For instance, a 5MZh square wave would fulfill the condition (1), but the DDS can't generate exactly 5MHz, due to condition (2). But the closest frequency which can be generated by the DDS generator does no longer fulfill condition (1) and also suffers from phase truncation errors. So you are rather limited regarding the square wave frequencies which can be generated "exactly" without stretching/shortening some of the pulses (=> basically only power of 2 fractions of the DAC clock freqency).
If I try for instance 7.8125 MZh (= 250MZh / 32) on my 2D72, I get a nice square wave - but not for any arbitrary frequency.
Regarding DDS, see for instance https://www.analog.com/media/en/ ... utorials/MT-085.pdf, or one of the many other DDS resources which can be found in the internet.
EDIT:
Square waves and pulses with very steep edges and/or small pulse widths are of course the worst case waveforms forms for DDS, when they should be reproduced at higher frequencies. Sine waves are not a problem in this regard, since they are already band-limited to the sine wave frequency. But for other kind of waveforms, the resampling done by the DDS may eventually violate the Nyquist–Shannon sampling when generating signals with higher frequencies, and this implies that the signal cannot be reconstructed exactly from the sampled data.

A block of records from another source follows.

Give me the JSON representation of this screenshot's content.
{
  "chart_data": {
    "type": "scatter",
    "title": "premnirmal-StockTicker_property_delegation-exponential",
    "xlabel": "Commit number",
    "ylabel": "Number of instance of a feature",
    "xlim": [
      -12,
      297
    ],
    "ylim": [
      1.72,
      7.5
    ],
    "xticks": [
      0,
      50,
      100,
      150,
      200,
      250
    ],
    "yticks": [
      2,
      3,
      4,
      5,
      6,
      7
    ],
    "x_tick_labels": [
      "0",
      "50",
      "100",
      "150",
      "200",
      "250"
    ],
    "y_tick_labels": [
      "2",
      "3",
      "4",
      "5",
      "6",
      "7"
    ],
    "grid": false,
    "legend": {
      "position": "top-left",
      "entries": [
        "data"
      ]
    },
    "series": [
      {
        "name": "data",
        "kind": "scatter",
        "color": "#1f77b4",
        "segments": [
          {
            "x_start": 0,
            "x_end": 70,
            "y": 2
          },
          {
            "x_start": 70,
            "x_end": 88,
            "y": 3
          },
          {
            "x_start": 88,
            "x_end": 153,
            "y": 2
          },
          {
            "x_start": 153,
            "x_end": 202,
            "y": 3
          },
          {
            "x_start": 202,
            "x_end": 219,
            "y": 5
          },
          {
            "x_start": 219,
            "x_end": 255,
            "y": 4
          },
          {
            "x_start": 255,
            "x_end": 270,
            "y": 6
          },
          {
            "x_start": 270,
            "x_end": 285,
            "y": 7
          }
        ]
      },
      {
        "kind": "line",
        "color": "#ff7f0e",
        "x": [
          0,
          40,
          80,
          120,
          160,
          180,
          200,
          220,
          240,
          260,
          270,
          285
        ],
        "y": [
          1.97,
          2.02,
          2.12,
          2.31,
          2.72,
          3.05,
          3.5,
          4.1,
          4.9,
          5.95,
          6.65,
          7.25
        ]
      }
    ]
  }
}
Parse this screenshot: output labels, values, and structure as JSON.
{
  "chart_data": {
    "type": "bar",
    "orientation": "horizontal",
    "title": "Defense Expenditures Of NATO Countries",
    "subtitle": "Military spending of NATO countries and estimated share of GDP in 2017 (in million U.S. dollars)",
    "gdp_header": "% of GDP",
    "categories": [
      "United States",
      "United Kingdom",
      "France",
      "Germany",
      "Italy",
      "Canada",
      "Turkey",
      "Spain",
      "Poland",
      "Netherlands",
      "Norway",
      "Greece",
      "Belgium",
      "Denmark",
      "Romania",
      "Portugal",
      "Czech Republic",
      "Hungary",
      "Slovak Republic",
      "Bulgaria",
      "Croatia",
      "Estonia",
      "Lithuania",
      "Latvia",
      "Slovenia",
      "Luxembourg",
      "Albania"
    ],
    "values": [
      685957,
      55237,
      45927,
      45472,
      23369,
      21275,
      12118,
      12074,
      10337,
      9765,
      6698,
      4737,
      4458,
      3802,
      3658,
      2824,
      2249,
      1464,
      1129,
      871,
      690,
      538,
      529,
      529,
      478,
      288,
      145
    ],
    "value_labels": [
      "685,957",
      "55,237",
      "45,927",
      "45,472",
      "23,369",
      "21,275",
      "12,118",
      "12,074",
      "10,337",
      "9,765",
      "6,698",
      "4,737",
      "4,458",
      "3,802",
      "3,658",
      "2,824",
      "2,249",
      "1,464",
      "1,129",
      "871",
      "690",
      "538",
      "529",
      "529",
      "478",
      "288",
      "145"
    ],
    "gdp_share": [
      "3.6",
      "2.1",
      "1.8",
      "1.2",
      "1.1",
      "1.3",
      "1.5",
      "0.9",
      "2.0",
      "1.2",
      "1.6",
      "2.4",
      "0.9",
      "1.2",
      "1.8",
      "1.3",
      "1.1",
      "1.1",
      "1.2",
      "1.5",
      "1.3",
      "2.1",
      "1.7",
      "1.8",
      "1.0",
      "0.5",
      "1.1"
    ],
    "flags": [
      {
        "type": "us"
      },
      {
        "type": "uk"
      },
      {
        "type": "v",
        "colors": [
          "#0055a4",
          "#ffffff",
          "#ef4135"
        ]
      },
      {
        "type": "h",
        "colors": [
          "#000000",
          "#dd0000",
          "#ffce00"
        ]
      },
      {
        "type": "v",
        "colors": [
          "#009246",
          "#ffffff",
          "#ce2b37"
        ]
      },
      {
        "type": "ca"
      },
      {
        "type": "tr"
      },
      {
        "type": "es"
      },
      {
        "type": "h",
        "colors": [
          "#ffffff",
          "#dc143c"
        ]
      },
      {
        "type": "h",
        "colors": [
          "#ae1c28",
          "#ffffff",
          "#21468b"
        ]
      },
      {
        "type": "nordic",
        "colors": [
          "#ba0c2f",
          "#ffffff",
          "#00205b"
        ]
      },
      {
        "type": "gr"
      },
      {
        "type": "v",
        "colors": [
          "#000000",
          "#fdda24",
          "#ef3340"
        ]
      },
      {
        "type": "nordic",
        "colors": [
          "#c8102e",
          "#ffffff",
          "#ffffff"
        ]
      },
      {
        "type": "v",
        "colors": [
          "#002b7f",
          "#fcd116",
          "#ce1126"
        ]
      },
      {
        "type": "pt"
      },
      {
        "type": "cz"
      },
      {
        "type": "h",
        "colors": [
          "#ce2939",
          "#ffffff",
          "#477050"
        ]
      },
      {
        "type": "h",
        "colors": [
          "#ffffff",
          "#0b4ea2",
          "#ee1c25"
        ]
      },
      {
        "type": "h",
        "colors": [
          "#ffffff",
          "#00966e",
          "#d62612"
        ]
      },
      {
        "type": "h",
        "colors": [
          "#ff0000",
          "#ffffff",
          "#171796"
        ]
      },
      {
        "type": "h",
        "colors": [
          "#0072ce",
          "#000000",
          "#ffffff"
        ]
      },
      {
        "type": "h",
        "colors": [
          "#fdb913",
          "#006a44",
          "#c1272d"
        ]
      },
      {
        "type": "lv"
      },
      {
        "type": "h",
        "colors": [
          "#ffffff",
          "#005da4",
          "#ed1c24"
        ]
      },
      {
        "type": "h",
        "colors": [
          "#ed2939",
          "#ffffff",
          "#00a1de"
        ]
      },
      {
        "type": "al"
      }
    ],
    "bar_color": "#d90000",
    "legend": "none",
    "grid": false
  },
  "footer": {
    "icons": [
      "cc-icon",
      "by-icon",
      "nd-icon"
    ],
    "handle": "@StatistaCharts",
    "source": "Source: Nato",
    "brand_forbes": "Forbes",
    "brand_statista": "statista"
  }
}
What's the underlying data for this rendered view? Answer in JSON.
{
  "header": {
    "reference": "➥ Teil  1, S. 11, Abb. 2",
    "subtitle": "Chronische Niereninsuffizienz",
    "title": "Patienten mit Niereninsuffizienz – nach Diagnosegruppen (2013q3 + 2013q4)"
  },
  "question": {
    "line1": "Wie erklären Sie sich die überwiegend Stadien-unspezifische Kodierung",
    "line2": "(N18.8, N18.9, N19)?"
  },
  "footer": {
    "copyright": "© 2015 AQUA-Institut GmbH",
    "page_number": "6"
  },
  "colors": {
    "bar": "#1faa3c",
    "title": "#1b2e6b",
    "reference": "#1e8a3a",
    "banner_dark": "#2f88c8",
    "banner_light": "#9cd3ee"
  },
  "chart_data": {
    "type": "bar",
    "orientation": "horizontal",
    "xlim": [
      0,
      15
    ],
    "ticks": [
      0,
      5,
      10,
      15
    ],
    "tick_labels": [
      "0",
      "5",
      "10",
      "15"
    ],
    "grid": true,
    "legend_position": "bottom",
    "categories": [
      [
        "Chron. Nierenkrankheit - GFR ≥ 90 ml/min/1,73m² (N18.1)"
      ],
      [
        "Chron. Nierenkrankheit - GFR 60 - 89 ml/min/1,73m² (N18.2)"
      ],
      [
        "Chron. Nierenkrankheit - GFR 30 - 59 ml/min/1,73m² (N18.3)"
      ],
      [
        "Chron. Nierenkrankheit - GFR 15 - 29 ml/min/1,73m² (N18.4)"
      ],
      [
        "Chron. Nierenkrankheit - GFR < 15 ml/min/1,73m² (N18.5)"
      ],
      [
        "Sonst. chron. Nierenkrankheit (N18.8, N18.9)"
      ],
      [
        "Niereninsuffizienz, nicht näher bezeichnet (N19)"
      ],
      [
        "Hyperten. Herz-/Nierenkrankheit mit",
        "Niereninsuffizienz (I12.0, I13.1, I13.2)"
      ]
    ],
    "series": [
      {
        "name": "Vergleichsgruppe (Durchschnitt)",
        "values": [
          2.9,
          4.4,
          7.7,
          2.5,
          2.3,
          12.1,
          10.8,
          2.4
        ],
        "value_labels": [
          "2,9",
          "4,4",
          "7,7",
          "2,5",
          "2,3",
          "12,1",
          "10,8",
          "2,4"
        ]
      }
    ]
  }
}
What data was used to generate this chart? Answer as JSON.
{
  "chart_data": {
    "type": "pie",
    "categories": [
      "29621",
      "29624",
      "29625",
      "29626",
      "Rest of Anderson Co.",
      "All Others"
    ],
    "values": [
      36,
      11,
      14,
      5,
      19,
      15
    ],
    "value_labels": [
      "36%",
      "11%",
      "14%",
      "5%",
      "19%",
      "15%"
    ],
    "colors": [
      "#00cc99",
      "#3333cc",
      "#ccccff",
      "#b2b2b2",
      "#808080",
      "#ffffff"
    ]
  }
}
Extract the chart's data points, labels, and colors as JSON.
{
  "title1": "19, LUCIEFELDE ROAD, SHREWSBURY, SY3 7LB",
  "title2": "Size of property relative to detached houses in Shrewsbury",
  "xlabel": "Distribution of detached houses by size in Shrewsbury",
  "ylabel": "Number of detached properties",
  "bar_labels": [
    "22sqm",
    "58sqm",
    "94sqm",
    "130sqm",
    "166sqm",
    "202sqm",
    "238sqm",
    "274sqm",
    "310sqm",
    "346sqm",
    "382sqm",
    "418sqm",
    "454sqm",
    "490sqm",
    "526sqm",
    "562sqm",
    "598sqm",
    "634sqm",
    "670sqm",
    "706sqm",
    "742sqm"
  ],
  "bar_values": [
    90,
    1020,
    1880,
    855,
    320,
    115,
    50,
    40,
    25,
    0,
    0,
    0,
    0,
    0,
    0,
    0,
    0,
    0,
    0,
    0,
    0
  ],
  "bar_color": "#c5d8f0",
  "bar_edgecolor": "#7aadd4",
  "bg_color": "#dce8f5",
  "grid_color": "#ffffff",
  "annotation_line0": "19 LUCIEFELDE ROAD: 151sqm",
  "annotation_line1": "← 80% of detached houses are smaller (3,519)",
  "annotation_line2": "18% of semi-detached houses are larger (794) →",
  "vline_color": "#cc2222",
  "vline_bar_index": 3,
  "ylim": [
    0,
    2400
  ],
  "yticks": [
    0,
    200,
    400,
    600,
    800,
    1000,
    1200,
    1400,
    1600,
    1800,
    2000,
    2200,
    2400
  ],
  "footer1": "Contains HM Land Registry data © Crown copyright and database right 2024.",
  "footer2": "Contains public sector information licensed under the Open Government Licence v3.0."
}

A possible workaround you can do is to increase the rise time (and thus reduce the bandwidth) of the square wave manually, by approximating a square wave with a trapezia. If you generate, for instance, a trapezia on the Hantek 2000, with RiseDuty=FallDuty=0.08 and HighDuty=FallDuty=0.42 with 5MHZ, then you'll notice less jitter than with a 5MHz square wave - but at the cost of renouncing the steep rise time of a true square wave.